DL: It was crucial. While I grew up in the sagebrush and all that, it wasn’t so strange that my brother and I went to college. After all, both my mother and natural father attended the University of Denver, and my maternal grandfather was a Colorado Supreme Court justice. However, it was a bad mistake in some ways, my going to Princeton. I was destined to be a lawyer, but when I got to college I wondered why in the hell I was there. What I did get out of Princeton was a love of history. After all, this is where all the stories are.
Still, when I left the ranch in 1938, I decided to write juveniles, and my first three books were juvenile novels. Then I wrote One Man’s West, just to get it out of my system. I knew things were never going to be the same in the West, and I wanted to write about what I had experienced.
After One Man’s West, Doubleday commissioned me to write a history of the Rockies. That became The Big Divide, and it was a real turning point. I enjoyed the research and writing enormously. But I still had this novel bug hanging over me, so I wrote Andy Claybourne. That, and Red Mountain in the early sixties, got rid of it. I’m not at ease creating plots, and I found that having your plots ready-made is a big help. So I went right on into historical work, with books on mining, Indians, and the rest.
JN: You explore the disturbing history of the Euro-American encounter with the American Indians in many of your works, most notably in Let Me Be Free: A Nez Perce Tragedy. What moved you to write on this subject?

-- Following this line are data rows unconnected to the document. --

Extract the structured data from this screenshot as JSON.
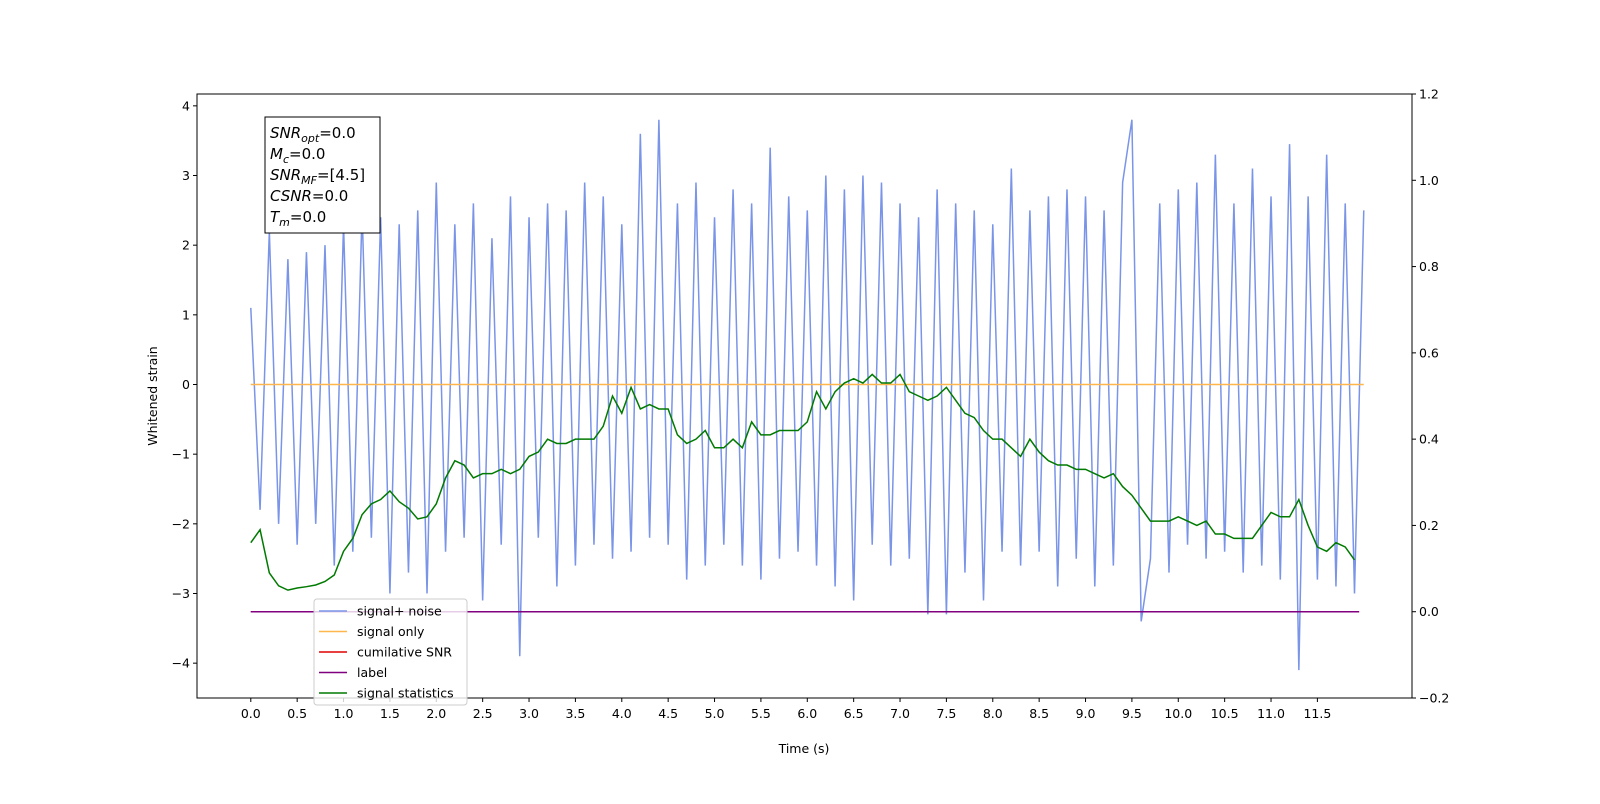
{
  "chart_data": {
    "type": "line",
    "xlabel": "Time (s)",
    "ylabel": "Whitened strain",
    "xlim": [
      -0.58,
      12.52
    ],
    "ylim": [
      -4.5,
      4.17
    ],
    "y2lim": [
      -0.2,
      1.2
    ],
    "xticks": [
      {
        "value": 0,
        "label": "0.0"
      },
      0.5,
      {
        "value": 1,
        "label": "1.0"
      },
      1.5,
      {
        "value": 2,
        "label": "2.0"
      },
      2.5,
      {
        "value": 3,
        "label": "3.0"
      },
      3.5,
      {
        "value": 4,
        "label": "4.0"
      },
      4.5,
      {
        "value": 5,
        "label": "5.0"
      },
      5.5,
      {
        "value": 6,
        "label": "6.0"
      },
      6.5,
      {
        "value": 7,
        "label": "7.0"
      },
      7.5,
      {
        "value": 8,
        "label": "8.0"
      },
      8.5,
      {
        "value": 9,
        "label": "9.0"
      },
      9.5,
      {
        "value": 10,
        "label": "10.0"
      },
      10.5,
      {
        "value": 11,
        "label": "11.0"
      },
      11.5
    ],
    "yticks": [
      {
        "value": -4,
        "label": "−4"
      },
      {
        "value": -3,
        "label": "−3"
      },
      {
        "value": -2,
        "label": "−2"
      },
      {
        "value": -1,
        "label": "−1"
      },
      0,
      1,
      2,
      3,
      4
    ],
    "y2ticks": [
      {
        "value": -0.2,
        "label": "−0.2"
      },
      {
        "value": 0,
        "label": "0.0"
      },
      0.2,
      0.4,
      0.6,
      0.8,
      {
        "value": 1,
        "label": "1.0"
      },
      1.2
    ],
    "legend": "lower left",
    "annotation": [
      {
        "main": "SNR",
        "sub": "opt",
        "rest": "=0.0"
      },
      {
        "main": "M",
        "sub": "c",
        "rest": "=0.0"
      },
      {
        "main": "SNR",
        "sub": "MF",
        "rest": "=[4.5]"
      },
      {
        "main": "CSNR",
        "sub": null,
        "rest": "=0.0"
      },
      {
        "main": "T",
        "sub": "m",
        "rest": "=0.0"
      }
    ],
    "series": [
      {
        "name": "signal+ noise",
        "color": "#7a94e8",
        "axis": "y",
        "x": [
          0,
          0.1,
          0.2,
          0.3,
          0.4,
          0.5,
          0.6,
          0.7,
          0.8,
          0.9,
          1,
          1.1,
          1.2,
          1.3,
          1.4,
          1.5,
          1.6,
          1.7,
          1.8,
          1.9,
          2,
          2.1,
          2.2,
          2.3,
          2.4,
          2.5,
          2.6,
          2.7,
          2.8,
          2.9,
          3,
          3.1,
          3.2,
          3.3,
          3.4,
          3.5,
          3.6,
          3.7,
          3.8,
          3.9,
          4,
          4.1,
          4.2,
          4.3,
          4.4,
          4.5,
          4.6,
          4.7,
          4.8,
          4.9,
          5,
          5.1,
          5.2,
          5.3,
          5.4,
          5.5,
          5.6,
          5.7,
          5.8,
          5.9,
          6,
          6.1,
          6.2,
          6.3,
          6.4,
          6.5,
          6.6,
          6.7,
          6.8,
          6.9,
          7,
          7.1,
          7.2,
          7.3,
          7.4,
          7.5,
          7.6,
          7.7,
          7.8,
          7.9,
          8,
          8.1,
          8.2,
          8.3,
          8.4,
          8.5,
          8.6,
          8.7,
          8.8,
          8.9,
          9,
          9.1,
          9.2,
          9.3,
          9.4,
          9.5,
          9.6,
          9.7,
          9.8,
          9.9,
          10,
          10.1,
          10.2,
          10.3,
          10.4,
          10.5,
          10.6,
          10.7,
          10.8,
          10.9,
          11,
          11.1,
          11.2,
          11.3,
          11.4,
          11.5,
          11.6,
          11.7,
          11.8,
          11.9,
          12
        ],
        "values": [
          1.1,
          -1.8,
          2.2,
          -2.0,
          1.8,
          -2.3,
          1.9,
          -2.0,
          2.0,
          -2.6,
          2.3,
          -2.4,
          2.5,
          -2.2,
          2.4,
          -3.0,
          2.3,
          -2.7,
          2.5,
          -3.0,
          2.9,
          -2.4,
          2.3,
          -2.2,
          2.6,
          -3.1,
          2.1,
          -2.3,
          2.7,
          -3.9,
          2.4,
          -2.2,
          2.6,
          -2.9,
          2.5,
          -2.6,
          2.9,
          -2.3,
          2.7,
          -2.5,
          2.3,
          -2.4,
          3.6,
          -2.2,
          3.8,
          -2.3,
          2.6,
          -2.8,
          2.9,
          -2.6,
          2.4,
          -2.3,
          2.8,
          -2.6,
          2.6,
          -2.8,
          3.4,
          -2.5,
          2.7,
          -2.4,
          2.5,
          -2.6,
          3.0,
          -2.9,
          2.8,
          -3.1,
          3.0,
          -2.3,
          2.9,
          -2.6,
          2.6,
          -2.5,
          2.4,
          -3.3,
          2.8,
          -3.3,
          2.6,
          -2.7,
          2.5,
          -3.1,
          2.3,
          -2.4,
          3.1,
          -2.6,
          2.5,
          -2.4,
          2.7,
          -2.9,
          2.8,
          -2.5,
          2.7,
          -2.9,
          2.5,
          -2.6,
          2.9,
          3.8,
          -3.4,
          -2.5,
          2.6,
          -2.7,
          2.8,
          -2.3,
          2.9,
          -2.5,
          3.3,
          -2.4,
          2.6,
          -2.7,
          3.1,
          -2.6,
          2.7,
          -2.8,
          3.45,
          -4.1,
          2.7,
          -2.8,
          3.3,
          -2.9,
          2.6,
          -3.0,
          2.5
        ]
      },
      {
        "name": "signal only",
        "color": "#ffb74d",
        "axis": "y",
        "x": [
          0,
          12
        ],
        "values": [
          0,
          0
        ]
      },
      {
        "name": "cumilative SNR",
        "color": "#e00000",
        "axis": "y2",
        "x": [
          0,
          11.95
        ],
        "values": [
          0,
          0
        ]
      },
      {
        "name": "label",
        "color": "#800080",
        "axis": "y2",
        "x": [
          0,
          11.95
        ],
        "values": [
          0,
          0
        ]
      },
      {
        "name": "signal statistics",
        "color": "#007a00",
        "axis": "y2",
        "x": [
          0,
          0.1,
          0.2,
          0.3,
          0.4,
          0.5,
          0.6,
          0.7,
          0.8,
          0.9,
          1,
          1.1,
          1.2,
          1.3,
          1.4,
          1.5,
          1.6,
          1.7,
          1.8,
          1.9,
          2,
          2.1,
          2.2,
          2.3,
          2.4,
          2.5,
          2.6,
          2.7,
          2.8,
          2.9,
          3,
          3.1,
          3.2,
          3.3,
          3.4,
          3.5,
          3.6,
          3.7,
          3.8,
          3.9,
          4,
          4.1,
          4.2,
          4.3,
          4.4,
          4.5,
          4.6,
          4.7,
          4.8,
          4.9,
          5,
          5.1,
          5.2,
          5.3,
          5.4,
          5.5,
          5.6,
          5.7,
          5.8,
          5.9,
          6,
          6.1,
          6.2,
          6.3,
          6.4,
          6.5,
          6.6,
          6.7,
          6.8,
          6.9,
          7,
          7.1,
          7.2,
          7.3,
          7.4,
          7.5,
          7.6,
          7.7,
          7.8,
          7.9,
          8,
          8.1,
          8.2,
          8.3,
          8.4,
          8.5,
          8.6,
          8.7,
          8.8,
          8.9,
          9,
          9.1,
          9.2,
          9.3,
          9.4,
          9.5,
          9.6,
          9.7,
          9.8,
          9.9,
          10,
          10.1,
          10.2,
          10.3,
          10.4,
          10.5,
          10.6,
          10.7,
          10.8,
          10.9,
          11,
          11.1,
          11.2,
          11.3,
          11.4,
          11.5,
          11.6,
          11.7,
          11.8,
          11.9
        ],
        "values": [
          0.16,
          0.19,
          0.09,
          0.06,
          0.05,
          0.055,
          0.058,
          0.062,
          0.07,
          0.085,
          0.14,
          0.17,
          0.225,
          0.25,
          0.26,
          0.28,
          0.255,
          0.24,
          0.215,
          0.22,
          0.25,
          0.31,
          0.35,
          0.34,
          0.31,
          0.32,
          0.32,
          0.33,
          0.32,
          0.33,
          0.36,
          0.37,
          0.4,
          0.39,
          0.39,
          0.4,
          0.4,
          0.4,
          0.43,
          0.5,
          0.46,
          0.52,
          0.47,
          0.48,
          0.47,
          0.47,
          0.41,
          0.39,
          0.4,
          0.42,
          0.38,
          0.38,
          0.4,
          0.38,
          0.44,
          0.41,
          0.41,
          0.42,
          0.42,
          0.42,
          0.44,
          0.51,
          0.47,
          0.51,
          0.53,
          0.54,
          0.53,
          0.55,
          0.53,
          0.53,
          0.55,
          0.51,
          0.5,
          0.49,
          0.5,
          0.52,
          0.49,
          0.46,
          0.45,
          0.42,
          0.4,
          0.4,
          0.38,
          0.36,
          0.4,
          0.37,
          0.35,
          0.34,
          0.34,
          0.33,
          0.33,
          0.32,
          0.31,
          0.32,
          0.29,
          0.27,
          0.24,
          0.21,
          0.21,
          0.21,
          0.22,
          0.21,
          0.2,
          0.21,
          0.18,
          0.18,
          0.17,
          0.17,
          0.17,
          0.2,
          0.23,
          0.22,
          0.22,
          0.26,
          0.2,
          0.15,
          0.14,
          0.16,
          0.15,
          0.12
        ]
      }
    ]
  }
}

DL: This goes back to The Big Divide. I always travel to the places I write about, so while I was researching The Big Divide I went to Santa Fé for the first time. I arrived in September, and found myself in the midst of the Fiesta and the burning of Zozobra, old man gloom. That was quite a time. Well, on that trip I got to meet a few Indians. I journeyed to Taos and Acoma Pueblos, and got interested in Canyon de Chelly. This was my first fascination with Indians. There were none around the ranch when I was growing up. That was just the beginning, and my research deepened my fascination.
JN: What are you working on these days?
DL: After the Nez Perce book I thought, “That’s it, no more. I’m ready to retire.” Then John Briggs, a former student of mine from the Thacher School in California, became the owner of Holiday House, and he asked me to write several juvenile historical works. So I went ahead and wrote Santa Fé Trail, Snowbound, and the latest, Mother Earth, Father Sky, a history of the Pueblo Indians from Anasazi times to the present. Then I told him no more. So he suggested I do a book on the Grand Canyon. How could I resist writing a book on the Grand Canyon? So that’s the next one…
John Nizalowski teaches creative writing and composition at Mesa State College in Grand Junction. His work has appeared in Inside/Outside Southwest, and New Mexico Magazine, among others.